A UN body has released a map of Aleppo, which shows the scale of damage done to the city in the rebel-held parts. The map is created on the basis of an analysis done on the September month’s satellite imagery.
Based on the newly released satellite images of the Syrian city Aleppo, the UN has released a map. The map shows the extent to which rebel-held parts of Aleppo were damaged after the weeklong cease-fire in Syria ended on September 18.
This map illustrates the percentage of buildings damaged in the city of Aleppo, Syrian Arabic Republic, as determined by satellite imagery analysis. Using archives of satellite imagery acquired on different time intervals, UNOSAT identified a total of 33,521 damaged structures within the extent of this map.
These damaged structures are compared with total numbers of buildings found in a pre-conflict satellite image collected in 2009. This determined the percentage of damaged done to the buildings across the city. The analysis, however, does not take into account the damage done to the city’s industrial areas.
The images used to create the map were obtained by the UN under an agreement with the U.S. State Department.
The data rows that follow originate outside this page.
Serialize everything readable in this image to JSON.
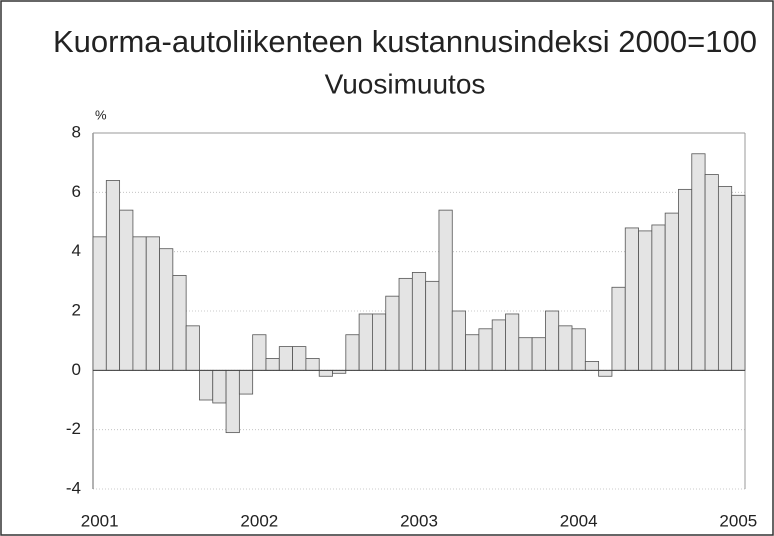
{
  "chart_data": {
    "type": "bar",
    "title": "Kuorma-autoliikenteen kustannusindeksi 2000=100",
    "subtitle": "Vuosimuutos",
    "y_label": "%",
    "categories": [
      "2001",
      null,
      null,
      null,
      null,
      null,
      null,
      null,
      null,
      null,
      null,
      null,
      "2002",
      null,
      null,
      null,
      null,
      null,
      null,
      null,
      null,
      null,
      null,
      null,
      "2003",
      null,
      null,
      null,
      null,
      null,
      null,
      null,
      null,
      null,
      null,
      null,
      "2004",
      null,
      null,
      null,
      null,
      null,
      null,
      null,
      null,
      null,
      null,
      null,
      "2005"
    ],
    "values": [
      4.5,
      6.4,
      5.4,
      4.5,
      4.5,
      4.1,
      3.2,
      1.5,
      -1.0,
      -1.1,
      -2.1,
      -0.8,
      1.2,
      0.4,
      0.8,
      0.8,
      0.4,
      -0.2,
      -0.1,
      1.2,
      1.9,
      1.9,
      2.5,
      3.1,
      3.3,
      3.0,
      5.4,
      2.0,
      1.2,
      1.4,
      1.7,
      1.9,
      1.1,
      1.1,
      2.0,
      1.5,
      1.4,
      0.3,
      -0.2,
      2.8,
      4.8,
      4.7,
      4.9,
      5.3,
      6.1,
      7.3,
      6.6,
      6.2,
      5.9
    ],
    "color": "#e4e4e4",
    "ylim": [
      -4,
      8
    ],
    "yticks": [
      -4,
      -2,
      0,
      2,
      4,
      6,
      8
    ],
    "grid": true
  }
}
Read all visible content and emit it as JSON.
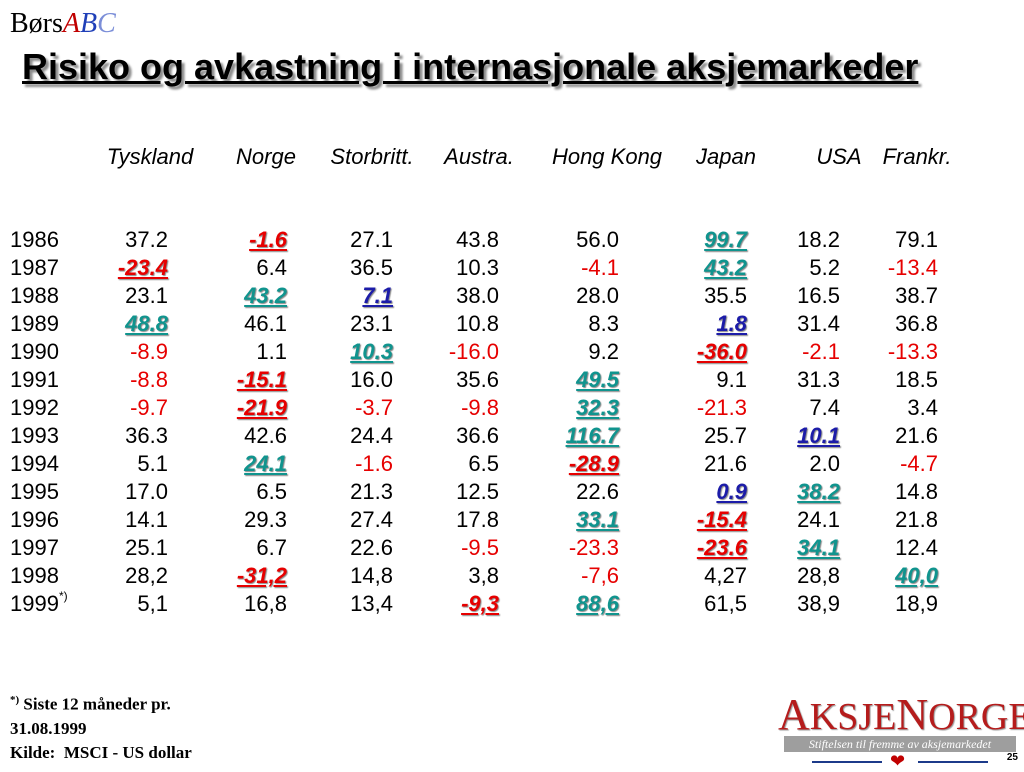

The images dated of September 25 and October 1, coincides a period of intensified Syrian and Russian airstrikes on the city.
The scale of the destruction in the last major rebel redoubt is believed to be an attempt by Syrian President Bashar al-Assad and Russian President Vladimir Putin to reclaim the divided city in full before the U.S. presidential election.
The intensified airstrikes—which resulted in the targeting of a humanitarian convoy—has led to a rapid deterioration in U.S.-Russian ties. The two countries had negotiated the weeklong cease-fire, a move it was hoped would set the stage for a more comprehensive agreement.
But earlier this week, the U.S. suspended bilateral talks with Russia over the situation in Aleppo, saying “Russia failed to live up to its own commitments.”